Went about this based on what I had read in Deploying TurboGears with Lighttpd and SCGI. Tried Lighttpd at first, and it mostly worked, but I've got an Apache setup right now, so wanted to stick with that for the moment (and it seems a bit quicker anyhow). Basically started by loading flup with easy_install.

 
    easy_install flup

Copied the config.py and wsgi_app.py files from the PyBlosxom distribution into a directory, and added this little script into that same directory:

#!/usr/bin/env python
import sys
from flup.server.scgi_fork import WSGIServer
from wsgi_app import application

server = WSGIServer(application, 
                 scriptName='/blog', 
                 bindAddress=('127.0.0.1', 8040)
                )
ret = server.run()
sys.exit(ret and 42 or 0)

Installed mod_scgi built for Apache2 and added two lines to the config

LoadModule scgi_module libexec/apache2/mod_scgi.so

SCGIMount /blog 127.0.0.1:8040

Notice how the scriptName and bindAddress parameters in the Python code are matched in the SCGIMount Apache directive. With this setup, running the same ab benchmark yields about 10 to 15 requests/second - not too bad. Running the threaded SCGI server (remove the _fork from the first import line) wasn't as good, only 3 or 8 requests/second.
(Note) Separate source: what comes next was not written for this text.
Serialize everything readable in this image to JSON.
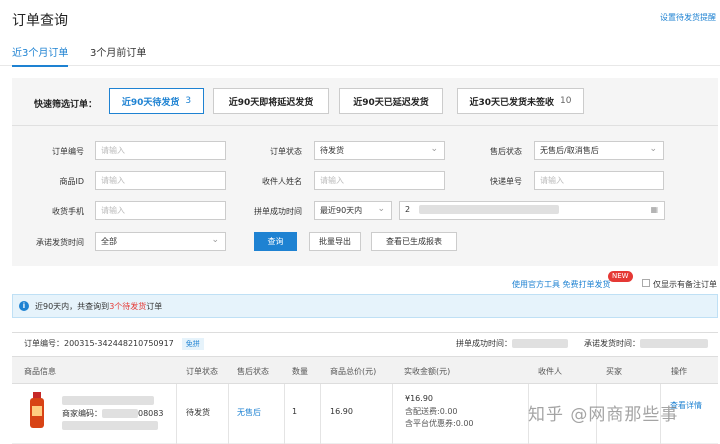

The setup seems a bit shaky in that the benchmark values seem to keep decreasing with every run, especially in the threaded mode. So there may be some problems in my setup or in flup/scgi/pyblosxom_wsgi.

Even if it was working fine, SCGI is probably overkill for running PyBlosxom when you're not expecting a lot of traffic. And if you were, you'd probably run it with --static to generate static pages. But it was a reasonable thing to fool with for the day when you want to run a more dynamic WSGI app.